This year the standard deduction is $6,300 for most single filers and $12,600 for most married couples. Ryan’s plan would double these amounts and Trump’s would raise them to $15,000 for singles and $30,000 for couples.
Beyond these common goals, details in the proposals differ. In general, Trump’s plan would cap itemized deductions at $100,000 for singles and $200,000 for couples. Ryan’s and Camp’s plans would eliminate all itemized deductions other than ones for charitable gifts and mortgage interest, and Camp’s would impose new limits on the remaining two.
Whether tax changes take effect in 2017 or 2018 is unclear and depends in part on how fast lawmakers act. But here are moves to consider.
Charitable donations: Because tax benefits for charitable donations could get a haircut or a whack next year, tax advisers are telling donors to think about speeding up tax-deductible gifts—especially major ones—to maximize these breaks.

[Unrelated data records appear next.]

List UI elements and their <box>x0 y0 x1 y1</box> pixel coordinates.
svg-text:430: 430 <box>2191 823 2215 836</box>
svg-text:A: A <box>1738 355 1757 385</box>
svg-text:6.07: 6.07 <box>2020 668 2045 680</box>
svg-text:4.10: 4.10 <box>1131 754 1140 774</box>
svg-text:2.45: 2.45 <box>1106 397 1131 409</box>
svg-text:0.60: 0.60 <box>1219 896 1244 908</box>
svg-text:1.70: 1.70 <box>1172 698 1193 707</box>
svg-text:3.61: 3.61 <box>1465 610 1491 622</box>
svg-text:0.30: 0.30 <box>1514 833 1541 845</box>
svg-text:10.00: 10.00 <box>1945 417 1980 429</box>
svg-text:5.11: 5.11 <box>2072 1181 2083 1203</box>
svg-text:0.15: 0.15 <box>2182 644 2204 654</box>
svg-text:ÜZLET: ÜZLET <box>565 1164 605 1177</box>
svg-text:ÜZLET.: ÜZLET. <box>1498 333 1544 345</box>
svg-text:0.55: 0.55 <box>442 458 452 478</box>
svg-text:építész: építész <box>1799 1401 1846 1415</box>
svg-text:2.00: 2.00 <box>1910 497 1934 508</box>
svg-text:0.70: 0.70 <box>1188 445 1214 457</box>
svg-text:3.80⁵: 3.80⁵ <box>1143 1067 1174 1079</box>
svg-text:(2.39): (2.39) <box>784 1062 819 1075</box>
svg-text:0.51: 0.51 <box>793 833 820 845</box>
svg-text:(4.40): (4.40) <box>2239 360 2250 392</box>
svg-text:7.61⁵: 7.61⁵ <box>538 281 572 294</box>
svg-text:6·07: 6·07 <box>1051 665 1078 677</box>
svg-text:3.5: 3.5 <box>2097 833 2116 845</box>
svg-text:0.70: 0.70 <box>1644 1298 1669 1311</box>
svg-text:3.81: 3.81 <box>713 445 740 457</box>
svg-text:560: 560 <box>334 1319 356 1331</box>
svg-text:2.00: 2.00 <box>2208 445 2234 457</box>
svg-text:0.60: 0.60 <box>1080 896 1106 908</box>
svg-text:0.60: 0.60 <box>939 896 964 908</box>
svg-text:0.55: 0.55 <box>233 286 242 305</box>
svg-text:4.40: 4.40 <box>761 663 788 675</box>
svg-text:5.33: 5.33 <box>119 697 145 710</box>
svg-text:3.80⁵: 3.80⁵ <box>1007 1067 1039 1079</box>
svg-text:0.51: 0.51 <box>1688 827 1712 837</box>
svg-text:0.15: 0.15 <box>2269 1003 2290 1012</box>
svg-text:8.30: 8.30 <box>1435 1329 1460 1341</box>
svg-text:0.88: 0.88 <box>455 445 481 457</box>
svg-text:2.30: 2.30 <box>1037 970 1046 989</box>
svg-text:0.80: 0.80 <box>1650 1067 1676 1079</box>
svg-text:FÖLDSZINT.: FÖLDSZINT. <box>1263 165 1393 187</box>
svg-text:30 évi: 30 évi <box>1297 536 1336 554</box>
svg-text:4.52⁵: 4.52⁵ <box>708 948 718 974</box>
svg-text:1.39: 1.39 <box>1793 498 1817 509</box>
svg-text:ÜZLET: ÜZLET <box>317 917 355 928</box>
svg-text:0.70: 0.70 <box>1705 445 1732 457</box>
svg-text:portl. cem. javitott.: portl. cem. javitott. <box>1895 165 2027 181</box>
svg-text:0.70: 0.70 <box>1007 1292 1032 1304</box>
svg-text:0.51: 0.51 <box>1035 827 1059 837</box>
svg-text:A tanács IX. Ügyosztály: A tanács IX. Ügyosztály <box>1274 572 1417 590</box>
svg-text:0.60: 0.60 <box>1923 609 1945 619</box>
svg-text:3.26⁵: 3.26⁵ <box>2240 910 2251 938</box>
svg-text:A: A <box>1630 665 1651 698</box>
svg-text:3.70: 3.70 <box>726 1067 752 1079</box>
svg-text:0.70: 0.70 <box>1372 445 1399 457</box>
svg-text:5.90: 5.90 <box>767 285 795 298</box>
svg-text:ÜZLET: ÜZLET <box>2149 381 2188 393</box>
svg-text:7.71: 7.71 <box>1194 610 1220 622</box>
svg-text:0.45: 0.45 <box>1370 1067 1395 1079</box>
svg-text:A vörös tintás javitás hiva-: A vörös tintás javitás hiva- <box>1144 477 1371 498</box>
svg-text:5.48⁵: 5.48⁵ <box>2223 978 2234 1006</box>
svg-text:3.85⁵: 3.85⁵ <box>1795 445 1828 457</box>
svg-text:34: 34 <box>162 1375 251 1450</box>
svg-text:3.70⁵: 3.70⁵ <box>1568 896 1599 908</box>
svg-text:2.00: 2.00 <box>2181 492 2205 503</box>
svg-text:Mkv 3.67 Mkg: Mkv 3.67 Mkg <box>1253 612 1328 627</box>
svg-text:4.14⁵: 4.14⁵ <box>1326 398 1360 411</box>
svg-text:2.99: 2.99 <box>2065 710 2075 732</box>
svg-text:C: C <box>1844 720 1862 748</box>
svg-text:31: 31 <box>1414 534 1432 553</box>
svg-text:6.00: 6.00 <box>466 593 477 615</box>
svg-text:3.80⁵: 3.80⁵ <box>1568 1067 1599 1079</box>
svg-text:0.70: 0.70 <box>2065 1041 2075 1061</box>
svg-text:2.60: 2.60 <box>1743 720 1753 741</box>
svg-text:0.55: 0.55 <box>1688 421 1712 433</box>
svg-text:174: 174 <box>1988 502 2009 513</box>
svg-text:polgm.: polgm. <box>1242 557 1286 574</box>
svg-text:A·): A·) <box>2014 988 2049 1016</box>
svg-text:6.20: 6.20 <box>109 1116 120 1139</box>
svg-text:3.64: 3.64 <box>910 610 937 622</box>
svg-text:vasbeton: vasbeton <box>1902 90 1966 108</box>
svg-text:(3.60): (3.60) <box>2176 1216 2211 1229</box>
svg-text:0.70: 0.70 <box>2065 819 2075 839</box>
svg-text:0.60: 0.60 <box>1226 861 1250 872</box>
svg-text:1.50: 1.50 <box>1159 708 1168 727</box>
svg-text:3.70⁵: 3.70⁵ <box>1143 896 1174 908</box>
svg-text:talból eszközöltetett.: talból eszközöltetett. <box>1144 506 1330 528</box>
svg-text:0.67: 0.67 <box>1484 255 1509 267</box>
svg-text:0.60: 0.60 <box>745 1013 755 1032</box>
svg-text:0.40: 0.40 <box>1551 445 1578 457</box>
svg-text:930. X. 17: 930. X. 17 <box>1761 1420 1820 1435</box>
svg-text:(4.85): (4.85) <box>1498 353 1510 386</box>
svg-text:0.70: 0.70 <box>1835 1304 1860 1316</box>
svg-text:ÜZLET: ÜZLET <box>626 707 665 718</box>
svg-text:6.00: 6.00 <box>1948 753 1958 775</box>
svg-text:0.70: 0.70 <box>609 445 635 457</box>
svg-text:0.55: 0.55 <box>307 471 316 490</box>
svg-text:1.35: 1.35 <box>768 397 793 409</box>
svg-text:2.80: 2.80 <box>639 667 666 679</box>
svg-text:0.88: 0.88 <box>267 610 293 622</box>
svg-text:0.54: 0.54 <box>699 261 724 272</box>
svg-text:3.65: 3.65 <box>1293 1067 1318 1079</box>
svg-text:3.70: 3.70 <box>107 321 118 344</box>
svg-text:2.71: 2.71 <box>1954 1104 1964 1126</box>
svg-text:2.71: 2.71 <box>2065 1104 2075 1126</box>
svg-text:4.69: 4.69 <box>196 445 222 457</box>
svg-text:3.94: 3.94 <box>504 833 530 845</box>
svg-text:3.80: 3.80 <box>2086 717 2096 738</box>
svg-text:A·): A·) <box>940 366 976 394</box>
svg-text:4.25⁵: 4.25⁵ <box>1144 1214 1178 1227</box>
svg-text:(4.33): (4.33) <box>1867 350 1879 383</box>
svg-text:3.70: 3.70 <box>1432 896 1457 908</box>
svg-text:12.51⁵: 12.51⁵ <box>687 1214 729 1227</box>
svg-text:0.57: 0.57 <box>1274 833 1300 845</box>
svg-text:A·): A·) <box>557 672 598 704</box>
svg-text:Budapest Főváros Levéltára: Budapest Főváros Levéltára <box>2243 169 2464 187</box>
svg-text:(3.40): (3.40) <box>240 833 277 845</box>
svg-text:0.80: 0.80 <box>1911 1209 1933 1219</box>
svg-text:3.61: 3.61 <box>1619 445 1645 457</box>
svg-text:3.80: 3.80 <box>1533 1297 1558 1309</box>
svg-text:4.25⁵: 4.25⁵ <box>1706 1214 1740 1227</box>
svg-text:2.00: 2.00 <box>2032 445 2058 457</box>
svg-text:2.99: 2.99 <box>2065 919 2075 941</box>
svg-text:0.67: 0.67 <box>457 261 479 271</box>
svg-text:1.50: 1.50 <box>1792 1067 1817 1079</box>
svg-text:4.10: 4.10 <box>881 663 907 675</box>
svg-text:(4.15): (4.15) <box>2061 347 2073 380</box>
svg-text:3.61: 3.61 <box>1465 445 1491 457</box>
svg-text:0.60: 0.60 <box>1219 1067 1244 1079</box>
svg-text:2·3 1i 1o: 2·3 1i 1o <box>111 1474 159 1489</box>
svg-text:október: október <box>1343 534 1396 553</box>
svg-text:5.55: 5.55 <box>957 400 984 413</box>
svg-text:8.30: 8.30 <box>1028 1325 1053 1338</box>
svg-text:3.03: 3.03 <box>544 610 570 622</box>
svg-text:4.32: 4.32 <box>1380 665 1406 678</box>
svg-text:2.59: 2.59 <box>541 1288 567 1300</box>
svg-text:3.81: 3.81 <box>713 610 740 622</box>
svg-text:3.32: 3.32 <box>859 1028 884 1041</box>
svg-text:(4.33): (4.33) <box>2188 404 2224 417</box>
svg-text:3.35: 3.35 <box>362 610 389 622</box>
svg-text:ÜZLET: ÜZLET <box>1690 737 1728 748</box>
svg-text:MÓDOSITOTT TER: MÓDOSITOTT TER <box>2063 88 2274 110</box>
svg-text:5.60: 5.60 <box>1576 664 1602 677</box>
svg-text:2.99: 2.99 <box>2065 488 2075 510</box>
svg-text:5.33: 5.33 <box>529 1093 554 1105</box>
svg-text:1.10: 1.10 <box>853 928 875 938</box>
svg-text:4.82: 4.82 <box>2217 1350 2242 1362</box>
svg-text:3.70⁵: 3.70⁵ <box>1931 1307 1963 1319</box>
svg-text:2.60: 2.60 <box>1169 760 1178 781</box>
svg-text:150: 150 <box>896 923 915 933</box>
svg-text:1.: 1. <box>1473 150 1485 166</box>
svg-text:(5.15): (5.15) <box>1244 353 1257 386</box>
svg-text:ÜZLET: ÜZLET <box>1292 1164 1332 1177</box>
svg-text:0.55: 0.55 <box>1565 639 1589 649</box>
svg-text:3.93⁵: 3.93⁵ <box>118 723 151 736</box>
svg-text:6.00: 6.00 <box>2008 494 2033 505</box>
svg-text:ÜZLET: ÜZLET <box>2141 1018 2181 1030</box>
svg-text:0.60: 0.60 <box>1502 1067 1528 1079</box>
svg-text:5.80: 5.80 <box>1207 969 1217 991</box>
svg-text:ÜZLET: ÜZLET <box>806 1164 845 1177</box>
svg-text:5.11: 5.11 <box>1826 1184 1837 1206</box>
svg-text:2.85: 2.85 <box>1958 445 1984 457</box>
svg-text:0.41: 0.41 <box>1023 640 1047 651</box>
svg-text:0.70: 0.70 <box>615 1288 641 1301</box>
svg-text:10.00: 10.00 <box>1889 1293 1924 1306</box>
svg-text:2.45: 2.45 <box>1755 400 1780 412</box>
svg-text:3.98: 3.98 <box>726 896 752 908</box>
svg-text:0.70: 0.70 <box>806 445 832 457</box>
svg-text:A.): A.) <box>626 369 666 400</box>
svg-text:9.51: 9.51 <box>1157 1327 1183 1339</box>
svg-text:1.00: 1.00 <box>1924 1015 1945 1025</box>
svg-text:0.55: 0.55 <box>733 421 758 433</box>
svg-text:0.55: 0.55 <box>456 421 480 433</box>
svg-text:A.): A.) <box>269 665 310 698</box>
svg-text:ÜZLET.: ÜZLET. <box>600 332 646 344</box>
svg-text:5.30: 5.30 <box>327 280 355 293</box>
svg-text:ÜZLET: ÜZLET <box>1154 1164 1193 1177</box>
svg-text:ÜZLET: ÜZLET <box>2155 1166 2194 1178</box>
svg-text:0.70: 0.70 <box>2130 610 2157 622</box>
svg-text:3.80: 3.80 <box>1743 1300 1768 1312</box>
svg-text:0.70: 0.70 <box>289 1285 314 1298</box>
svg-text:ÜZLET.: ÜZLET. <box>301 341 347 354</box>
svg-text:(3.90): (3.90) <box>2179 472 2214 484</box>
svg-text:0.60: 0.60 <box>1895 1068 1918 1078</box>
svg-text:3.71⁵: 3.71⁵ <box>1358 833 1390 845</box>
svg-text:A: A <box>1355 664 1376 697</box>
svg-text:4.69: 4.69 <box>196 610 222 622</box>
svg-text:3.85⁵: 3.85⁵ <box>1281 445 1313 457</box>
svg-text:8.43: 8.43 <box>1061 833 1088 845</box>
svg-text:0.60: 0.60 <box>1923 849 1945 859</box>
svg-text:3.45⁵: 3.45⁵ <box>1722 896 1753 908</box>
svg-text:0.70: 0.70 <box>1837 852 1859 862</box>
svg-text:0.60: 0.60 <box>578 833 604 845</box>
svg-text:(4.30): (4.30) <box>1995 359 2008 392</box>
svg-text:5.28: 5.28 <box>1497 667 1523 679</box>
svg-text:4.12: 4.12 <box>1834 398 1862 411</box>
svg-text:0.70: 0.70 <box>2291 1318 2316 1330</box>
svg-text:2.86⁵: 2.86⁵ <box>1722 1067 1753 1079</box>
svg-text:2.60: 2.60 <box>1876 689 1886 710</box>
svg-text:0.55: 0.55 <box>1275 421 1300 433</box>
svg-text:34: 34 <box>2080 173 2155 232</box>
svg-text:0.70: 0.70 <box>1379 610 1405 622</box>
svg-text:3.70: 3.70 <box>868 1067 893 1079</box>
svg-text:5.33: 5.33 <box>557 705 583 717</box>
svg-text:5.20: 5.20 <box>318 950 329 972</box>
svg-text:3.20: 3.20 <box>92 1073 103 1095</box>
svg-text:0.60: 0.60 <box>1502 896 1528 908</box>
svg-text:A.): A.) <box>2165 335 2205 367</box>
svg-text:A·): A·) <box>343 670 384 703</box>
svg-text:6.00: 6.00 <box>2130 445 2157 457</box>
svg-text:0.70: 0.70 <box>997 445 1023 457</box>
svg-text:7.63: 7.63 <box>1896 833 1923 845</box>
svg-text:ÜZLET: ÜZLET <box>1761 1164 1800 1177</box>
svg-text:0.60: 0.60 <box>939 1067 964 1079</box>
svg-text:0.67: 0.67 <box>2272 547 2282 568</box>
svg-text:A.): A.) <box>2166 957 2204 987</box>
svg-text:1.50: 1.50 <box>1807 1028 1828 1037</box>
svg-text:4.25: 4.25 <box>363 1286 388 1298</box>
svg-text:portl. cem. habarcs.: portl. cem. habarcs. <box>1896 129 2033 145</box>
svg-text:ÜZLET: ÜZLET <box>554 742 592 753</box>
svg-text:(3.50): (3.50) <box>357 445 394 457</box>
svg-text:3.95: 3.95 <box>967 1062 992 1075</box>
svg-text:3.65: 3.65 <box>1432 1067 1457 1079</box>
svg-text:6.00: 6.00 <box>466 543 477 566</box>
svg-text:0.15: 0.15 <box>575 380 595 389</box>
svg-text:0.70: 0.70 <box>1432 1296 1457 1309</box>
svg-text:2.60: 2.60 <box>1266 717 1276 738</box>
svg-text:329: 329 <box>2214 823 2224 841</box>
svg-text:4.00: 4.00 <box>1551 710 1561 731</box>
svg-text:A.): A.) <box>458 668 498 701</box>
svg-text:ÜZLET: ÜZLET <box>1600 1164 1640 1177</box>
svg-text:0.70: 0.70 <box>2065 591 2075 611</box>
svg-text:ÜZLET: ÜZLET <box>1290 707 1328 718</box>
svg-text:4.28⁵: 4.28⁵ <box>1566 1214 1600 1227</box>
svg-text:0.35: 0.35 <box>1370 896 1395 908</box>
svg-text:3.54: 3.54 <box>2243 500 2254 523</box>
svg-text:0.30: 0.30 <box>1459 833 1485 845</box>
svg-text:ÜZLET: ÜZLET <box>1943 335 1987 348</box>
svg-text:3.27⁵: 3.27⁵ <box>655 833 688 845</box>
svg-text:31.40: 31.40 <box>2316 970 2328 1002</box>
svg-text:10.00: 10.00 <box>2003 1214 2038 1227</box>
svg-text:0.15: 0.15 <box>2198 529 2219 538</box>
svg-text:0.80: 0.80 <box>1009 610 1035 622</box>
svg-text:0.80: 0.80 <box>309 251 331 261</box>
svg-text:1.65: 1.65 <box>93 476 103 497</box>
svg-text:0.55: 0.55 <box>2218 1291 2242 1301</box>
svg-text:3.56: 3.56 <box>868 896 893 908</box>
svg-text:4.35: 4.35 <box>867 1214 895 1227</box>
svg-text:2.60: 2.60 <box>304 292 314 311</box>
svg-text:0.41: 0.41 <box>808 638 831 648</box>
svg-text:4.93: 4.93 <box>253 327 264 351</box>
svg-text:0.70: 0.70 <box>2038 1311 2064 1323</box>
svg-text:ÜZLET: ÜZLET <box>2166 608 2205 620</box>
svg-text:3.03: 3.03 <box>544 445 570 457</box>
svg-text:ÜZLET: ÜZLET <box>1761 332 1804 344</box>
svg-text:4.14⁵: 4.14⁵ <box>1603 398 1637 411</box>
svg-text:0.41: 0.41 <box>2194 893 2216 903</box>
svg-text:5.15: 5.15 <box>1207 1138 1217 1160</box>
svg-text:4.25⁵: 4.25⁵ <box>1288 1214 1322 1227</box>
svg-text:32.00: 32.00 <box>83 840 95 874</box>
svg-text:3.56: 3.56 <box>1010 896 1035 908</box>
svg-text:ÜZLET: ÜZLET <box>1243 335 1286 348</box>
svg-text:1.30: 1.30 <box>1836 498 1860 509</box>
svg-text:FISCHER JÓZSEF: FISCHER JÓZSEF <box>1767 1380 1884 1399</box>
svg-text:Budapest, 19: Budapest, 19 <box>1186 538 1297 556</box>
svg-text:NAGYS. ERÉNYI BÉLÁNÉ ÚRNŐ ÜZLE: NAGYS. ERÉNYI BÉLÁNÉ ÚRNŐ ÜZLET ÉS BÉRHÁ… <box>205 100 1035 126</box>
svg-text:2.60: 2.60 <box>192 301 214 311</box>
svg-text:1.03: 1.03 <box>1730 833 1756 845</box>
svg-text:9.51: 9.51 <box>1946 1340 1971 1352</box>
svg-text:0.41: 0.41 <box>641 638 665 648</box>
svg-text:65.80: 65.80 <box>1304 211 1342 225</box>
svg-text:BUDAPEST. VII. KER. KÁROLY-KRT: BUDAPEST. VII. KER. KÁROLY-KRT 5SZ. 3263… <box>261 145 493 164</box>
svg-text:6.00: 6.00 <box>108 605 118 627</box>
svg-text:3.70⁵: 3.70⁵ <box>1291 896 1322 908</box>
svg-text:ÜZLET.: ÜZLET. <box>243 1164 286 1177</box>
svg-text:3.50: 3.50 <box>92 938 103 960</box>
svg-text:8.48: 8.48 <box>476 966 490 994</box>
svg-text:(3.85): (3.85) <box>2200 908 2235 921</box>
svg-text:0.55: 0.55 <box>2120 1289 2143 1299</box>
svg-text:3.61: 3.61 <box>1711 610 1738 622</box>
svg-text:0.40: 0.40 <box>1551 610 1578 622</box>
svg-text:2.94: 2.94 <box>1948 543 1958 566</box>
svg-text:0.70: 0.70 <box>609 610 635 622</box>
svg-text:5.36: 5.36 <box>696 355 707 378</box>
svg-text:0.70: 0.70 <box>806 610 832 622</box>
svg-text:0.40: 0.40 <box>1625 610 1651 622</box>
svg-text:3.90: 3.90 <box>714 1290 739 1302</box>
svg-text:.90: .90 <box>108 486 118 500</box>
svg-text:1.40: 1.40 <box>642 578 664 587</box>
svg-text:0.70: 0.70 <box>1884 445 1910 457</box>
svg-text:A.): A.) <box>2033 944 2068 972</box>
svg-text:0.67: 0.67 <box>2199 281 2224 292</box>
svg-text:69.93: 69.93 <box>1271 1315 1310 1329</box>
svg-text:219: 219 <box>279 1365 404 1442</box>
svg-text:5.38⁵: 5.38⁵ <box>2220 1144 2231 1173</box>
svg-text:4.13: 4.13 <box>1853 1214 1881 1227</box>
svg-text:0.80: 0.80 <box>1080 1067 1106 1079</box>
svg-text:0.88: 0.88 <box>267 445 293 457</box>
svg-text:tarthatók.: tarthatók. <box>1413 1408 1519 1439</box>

Remember two tax-smart techniques. "Donor-advised" funds allow givers to take deductions this year, invest the donation, and then make grants to charities from the fund as desired over time. These mini-foundations have grown in popularity and now have nearly $80 billion in total assets, compared with $34 billion five years ago, according to data from the National Philanthropic Trust.
In addition, donors often reap valuable tax benefits when they contribute appreciated assets such as stock shares instead of cash to charities, including to donor-advised funds. Often there is no tax on the appreciation and the taxpayer can take a deduction for the asset’s fair-market value.
State and local taxes: The days of this deduction may be coming to an end. Already, about 4 million Americans, many from high-tax states, lose this write-off because they owe the alternative minimum tax, according to the Tax Policy Center in Washington. And people who get this break tend to live in high-tax “blue” states such as California, New York, New Jersey and Massachusetts.
For taxpayers who do benefit from this deduction, it could make sense to pay 2016’s remaining balances before year-end, says Jeffrey Porter, a certified public accountant who practices in Huntington, W.Va.
Mortgage interest: Real estate advocates are powerful, but the value of this deduction dropped in recent decades and may be in for further shrinkage if taxes change next year. So don’t buy a first or second home if you need the current law’s benefits to afford it, says Mr. Porter.
And don’t rush to prepay next year’s mortgage, he adds, as taxpayers can’t take deductions for prepaid interest expenses.